The 400-megawatt coal-fired power station in Northumberland was originally run by Rio Tinto Alcan but was sold to RWE npower in 2013. In December 2014, the UK government notified plans to subsidise the conversion of the plant to operate on biomass. The plant would have the capacity to generate 420 megawatts of energy running exclusively on wood pellets.
The Commission will investigate if public funds used to support the project are limited to what is necessary and do not result in overcompensation. It will also assess whether the positive effects of the project in achieving EU energy and environmental objectives outweigh potential competition distortions in the market for biomass.
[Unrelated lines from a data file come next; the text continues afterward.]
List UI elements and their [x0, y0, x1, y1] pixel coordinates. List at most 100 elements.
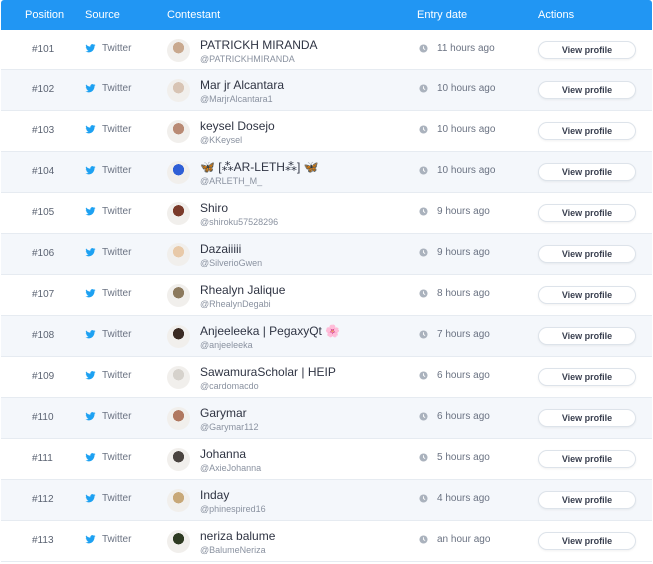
source-cell: Twitter — [85, 452, 131, 463]
entry-date-label: 8 hours ago — [437, 288, 490, 299]
source-label: Twitter — [102, 165, 132, 176]
position-cell: #106 — [32, 248, 55, 259]
contestant-name[interactable]: Rhealyn Jalique — [200, 283, 285, 297]
contestant-name[interactable]: neriza balume — [200, 529, 275, 543]
contestant-name[interactable]: Johanna — [200, 447, 246, 461]
contestant-name[interactable]: PATRICKH MIRANDA — [200, 38, 318, 52]
source-cell: Twitter — [85, 329, 131, 340]
twitter-icon — [85, 371, 96, 380]
contestant-name[interactable]: Inday — [200, 488, 229, 502]
contestant-handle[interactable]: @Garymar112 — [200, 422, 259, 432]
avatar[interactable] — [167, 407, 190, 430]
twitter-icon — [85, 248, 96, 257]
avatar[interactable] — [167, 79, 190, 102]
view-profile-button[interactable]: View profile — [538, 286, 636, 304]
source-cell: Twitter — [85, 534, 131, 545]
table-row: #102 Twitter Mar jr Alcantara @MarjrAlca… — [1, 70, 652, 111]
table-row: #108 Twitter Anjeeleeka | PegaxyQt 🌸 @an… — [1, 316, 652, 357]
source-label: Twitter — [102, 83, 132, 94]
entry-date-label: 7 hours ago — [437, 329, 490, 340]
position-cell: #105 — [32, 207, 55, 218]
view-profile-button[interactable]: View profile — [538, 491, 636, 509]
clock-icon — [419, 125, 428, 134]
table-body: #101 Twitter PATRICKH MIRANDA @PATRICKHM… — [1, 30, 652, 562]
source-label: Twitter — [102, 288, 132, 299]
twitter-icon — [85, 535, 96, 544]
position-cell: #112 — [32, 494, 54, 505]
contestant-name[interactable]: Shiro — [200, 201, 228, 215]
contestant-name[interactable]: SawamuraScholar | HEIP — [200, 365, 336, 379]
contestant-handle[interactable]: @SilverioGwen — [200, 258, 262, 268]
source-label: Twitter — [102, 124, 132, 135]
avatar[interactable] — [167, 39, 190, 62]
contestant-handle[interactable]: @cardomacdo — [200, 381, 259, 391]
contestant-name[interactable]: Dazaiiiii — [200, 242, 241, 256]
avatar[interactable] — [167, 448, 190, 471]
avatar[interactable] — [167, 284, 190, 307]
view-profile-button[interactable]: View profile — [538, 41, 636, 59]
twitter-icon — [85, 125, 96, 134]
table-row: #111 Twitter Johanna @AxieJohanna 5 hour… — [1, 439, 652, 480]
avatar[interactable] — [167, 530, 190, 553]
position-cell: #107 — [32, 289, 55, 300]
entry-date-cell: 4 hours ago — [419, 493, 490, 504]
entry-date-label: 5 hours ago — [437, 452, 490, 463]
source-cell: Twitter — [85, 411, 131, 422]
contestants-table: Position Source Contestant Entry date Ac… — [1, 0, 652, 562]
contestant-name[interactable]: keysel Dosejo — [200, 119, 275, 133]
avatar[interactable] — [167, 489, 190, 512]
contestant-handle[interactable]: @BalumeNeriza — [200, 545, 266, 555]
contestant-handle[interactable]: @AxieJohanna — [200, 463, 261, 473]
contestant-handle[interactable]: @anjeeleeka — [200, 340, 253, 350]
position-cell: #108 — [32, 330, 55, 341]
contestant-handle[interactable]: @phinespired16 — [200, 504, 266, 514]
header-source: Source — [85, 9, 120, 21]
avatar[interactable] — [167, 366, 190, 389]
view-profile-button[interactable]: View profile — [538, 81, 636, 99]
clock-icon — [419, 248, 428, 257]
entry-date-label: 9 hours ago — [437, 206, 490, 217]
avatar[interactable] — [167, 202, 190, 225]
twitter-icon — [85, 166, 96, 175]
contestant-handle[interactable]: @KKeysel — [200, 135, 242, 145]
view-profile-button[interactable]: View profile — [538, 450, 636, 468]
view-profile-button[interactable]: View profile — [538, 409, 636, 427]
source-label: Twitter — [102, 411, 132, 422]
contestant-name[interactable]: Mar jr Alcantara — [200, 78, 284, 92]
avatar[interactable] — [167, 161, 190, 184]
clock-icon — [419, 289, 428, 298]
clock-icon — [419, 44, 428, 53]
view-profile-button[interactable]: View profile — [538, 163, 636, 181]
entry-date-cell: 6 hours ago — [419, 370, 490, 381]
view-profile-button[interactable]: View profile — [538, 245, 636, 263]
clock-icon — [419, 412, 428, 421]
clock-icon — [419, 84, 428, 93]
table-row: #112 Twitter Inday @phinespired16 4 hour… — [1, 480, 652, 521]
table-row: #104 Twitter 🦋 [⁂AR-LETH⁂] 🦋 @ARLETH_M_ … — [1, 152, 652, 193]
header-actions: Actions — [538, 9, 575, 21]
view-profile-button[interactable]: View profile — [538, 368, 636, 386]
position-cell: #102 — [32, 84, 55, 95]
avatar[interactable] — [167, 120, 190, 143]
view-profile-button[interactable]: View profile — [538, 122, 636, 140]
contestant-handle[interactable]: @shiroku57528296 — [200, 217, 278, 227]
contestant-handle[interactable]: @ARLETH_M_ — [200, 176, 262, 186]
position-cell: #101 — [32, 44, 55, 55]
view-profile-button[interactable]: View profile — [538, 327, 636, 345]
contestant-handle[interactable]: @PATRICKHMIRANDA — [200, 54, 295, 64]
table-row: #103 Twitter keysel Dosejo @KKeysel 10 h… — [1, 111, 652, 152]
contestant-handle[interactable]: @RhealynDegabi — [200, 299, 271, 309]
contestant-handle[interactable]: @MarjrAlcantara1 — [200, 94, 273, 104]
entry-date-cell: 7 hours ago — [419, 329, 490, 340]
view-profile-button[interactable]: View profile — [538, 204, 636, 222]
contestant-name[interactable]: Anjeeleeka | PegaxyQt 🌸 — [200, 324, 340, 338]
source-label: Twitter — [102, 43, 132, 54]
avatar[interactable] — [167, 243, 190, 266]
contestant-name[interactable]: 🦋 [⁂AR-LETH⁂] 🦋 — [200, 160, 319, 174]
avatar[interactable] — [167, 325, 190, 348]
source-label: Twitter — [102, 370, 132, 381]
view-profile-button[interactable]: View profile — [538, 532, 636, 550]
twitter-icon — [85, 84, 96, 93]
contestant-name[interactable]: Garymar — [200, 406, 247, 420]
source-label: Twitter — [102, 247, 132, 258]
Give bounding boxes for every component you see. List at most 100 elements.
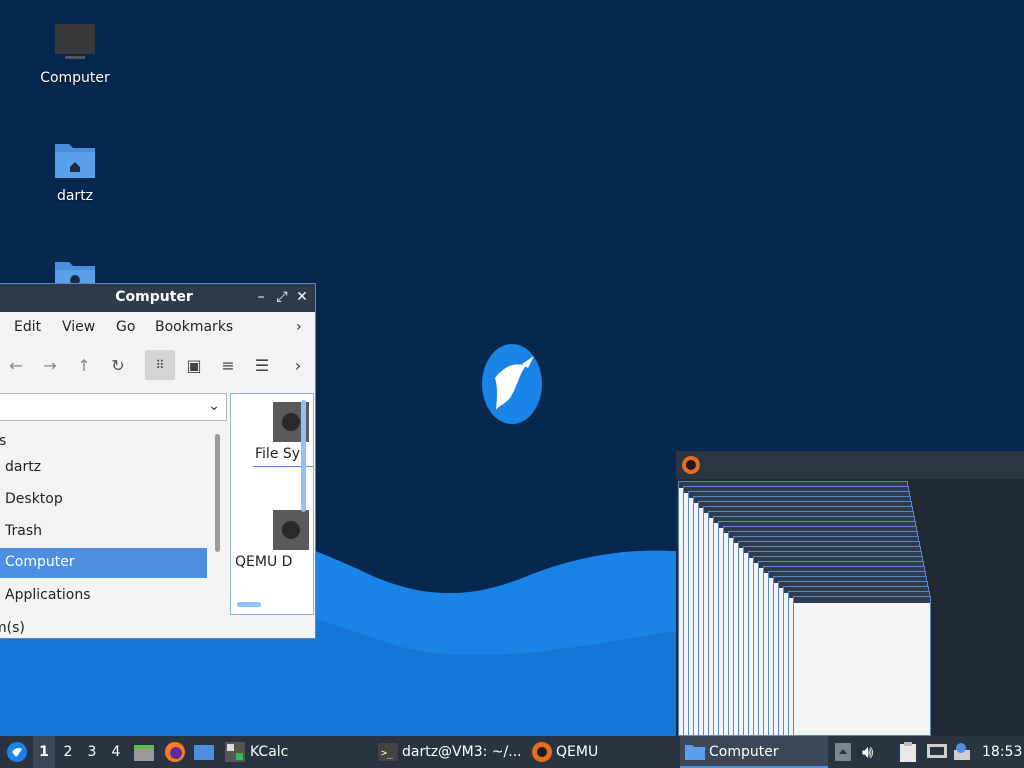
desktop-icon-computer[interactable]: Computer [20,22,130,86]
computer-icon [55,24,95,59]
sidebar-item-computer[interactable]: Computer [0,548,207,578]
chevron-down-icon: ⌄ [208,398,220,414]
clock[interactable]: 18:53 [982,736,1022,768]
task-terminal[interactable]: >_ dartz@VM3: ~/... [378,736,522,768]
distro-menu-icon [7,742,27,762]
volume-button[interactable]: 🔊︎ [862,736,873,768]
sidebar-item-label: Computer [5,554,75,570]
menu-edit[interactable]: Edit [14,319,41,335]
grid-icon: ⠿ [155,358,165,372]
sidebar-item-desktop[interactable]: Desktop [0,485,207,515]
arrow-right-icon: → [43,355,57,375]
sidebar-item-label: Applications [5,587,91,603]
workspace-1[interactable]: 1 [33,736,55,768]
file-item-label: File Sy [255,446,301,462]
desktop-icon-label: dartz [56,188,94,204]
task-computer[interactable]: Computer [680,736,828,768]
close-button[interactable]: ✕ [293,288,311,306]
path-combobox[interactable]: ⌄ [0,393,227,421]
back-button[interactable]: ← [1,350,31,380]
maximize-button[interactable]: ⤢ [273,288,291,306]
file-view-vscrollbar[interactable] [301,400,306,512]
sidebar-scrollbar[interactable] [215,434,220,552]
task-qemu[interactable]: QEMU [531,736,598,768]
sidebar-item-trash[interactable]: Trash [0,517,207,547]
sidebar-item-dartz[interactable]: dartz [0,453,207,483]
task-kcalc[interactable]: KCalc [224,736,288,768]
kcalc-icon [225,742,245,762]
updates-button[interactable] [953,736,971,768]
menu-go[interactable]: Go [116,319,135,335]
launcher-show-desktop[interactable] [193,736,215,768]
file-item-qemu-disk[interactable]: QEMU D [231,510,311,570]
menu-more[interactable]: › [296,319,302,335]
task-label: dartz@VM3: ~/... [402,744,522,760]
qemu-mirror-frame [793,596,931,736]
qemu-titlebar[interactable] [676,451,1024,479]
task-label: KCalc [250,744,289,760]
drive-icon [273,510,309,550]
sidebar-item-label: Trash [5,523,42,539]
desktop-icon [194,745,214,760]
file-manager-icon [134,745,154,761]
desktop-icon-label: Computer [40,70,110,86]
clipboard-icon [900,742,916,762]
image-icon: ▣ [186,355,202,375]
file-view-hscrollbar[interactable] [237,602,261,607]
icon-view-button[interactable]: ⠿ [145,350,175,380]
distro-logo [482,344,542,424]
start-menu-button[interactable] [4,736,30,768]
arrow-left-icon: ← [9,355,23,375]
minimize-button[interactable]: – [252,288,270,306]
detailed-list-icon: ☰ [254,355,270,375]
menubar: Edit View Go Bookmarks › [0,313,315,343]
menu-bookmarks[interactable]: Bookmarks [155,319,233,335]
terminal-icon: >_ [378,743,398,761]
forward-button[interactable]: → [35,350,65,380]
arrow-up-icon: ↑ [77,355,91,375]
desktop-icon-home[interactable]: dartz [20,140,130,204]
reload-button[interactable]: ↻ [103,350,133,380]
file-manager-window[interactable]: Computer – ⤢ ✕ Edit View Go Bookmarks › … [0,283,316,639]
qemu-icon [682,456,700,474]
sidebar-item-label: Desktop [5,491,63,507]
folder-icon [685,745,705,760]
update-notifier-icon [954,743,970,760]
workspace-4[interactable]: 4 [105,736,127,768]
compact-view-button[interactable]: ≡ [213,350,243,380]
tray-arrow-icon [835,743,851,761]
svg-text:>_: >_ [381,748,394,759]
firefox-icon [165,742,185,762]
chevron-right-icon: › [294,355,302,375]
workspace-2[interactable]: 2 [57,736,79,768]
sidebar-item-applications[interactable]: Applications [0,581,207,611]
qemu-window[interactable] [676,451,1024,736]
file-item-label: QEMU D [235,554,293,570]
thumbnail-view-button[interactable]: ▣ [179,350,209,380]
workspace-3[interactable]: 3 [81,736,103,768]
home-folder-icon [55,144,95,178]
launcher-firefox[interactable] [164,736,186,768]
list-icon: ≡ [221,355,235,375]
toolbar-more-button[interactable]: › [283,350,313,380]
taskbar: 1 2 3 4 KCalc >_ dartz@VM3: ~/... QEMU C… [0,736,1024,768]
launcher-file-manager[interactable] [133,736,155,768]
file-item-filesystem[interactable]: File Sy [231,402,313,467]
clipboard-button[interactable] [898,736,918,768]
qemu-icon [532,742,552,762]
network-button[interactable] [926,736,948,768]
reload-icon: ↻ [111,355,125,375]
tray-menu-button[interactable] [835,736,851,768]
task-label: QEMU [556,744,599,760]
network-icon [927,744,947,758]
sidebar-header: s [0,433,6,449]
sidebar-item-label: dartz [5,459,42,475]
file-view[interactable]: File Sy QEMU D [230,393,314,615]
task-label: Computer [709,744,779,760]
window-titlebar[interactable]: Computer – ⤢ ✕ [0,284,315,312]
status-bar: m(s) [0,620,25,636]
detailed-view-button[interactable]: ☰ [247,350,277,380]
up-button[interactable]: ↑ [69,350,99,380]
menu-view[interactable]: View [62,319,95,335]
toolbar: ← → ↑ ↻ ⠿ ▣ ≡ ☰ › [0,346,315,386]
The opening of an in-depth investigation gives the UK government and interested third parties an opportunity to submit comments. It does not prejudge the outcome of the investigation.
The UK government approved plans to provide support to the biomass project in the form of a so-called “Contract for Difference” fixing a certain sales price for the electricity. This means that the generator of the Lynemouth power plant will earn money from selling its electricity into the market.
When the average wholesale price of electricity is below the strike price, the generator will receive a top-up payment. According to UK government estimates, the project would operate until 2027 and supply about 2.3 terawatt-hours of electricity per year. The plant would require approximately 1.5 million tonnes of wood pellets per year mainly sourced from the United States and Canada.
In its preliminary analysis, the Commission considered that the parties’ financial calculations and estimates regarding key cost parameters may be too conservative. These parameters, including the load factor of the plant, its efficiency and the cost of wood pellets, significantly affect the project’s rate of return. The Commission said it has concerns that the actual rate of return could be higher than the parties estimate and could lead to overcompensation.
Moreover, it added, the amount of wood pellets to be imported from overseas is considerable, as compared to the volume of the global wood pellets market. Subsidising such a large volume of wood pellets could significantly distort competition in the biomass market.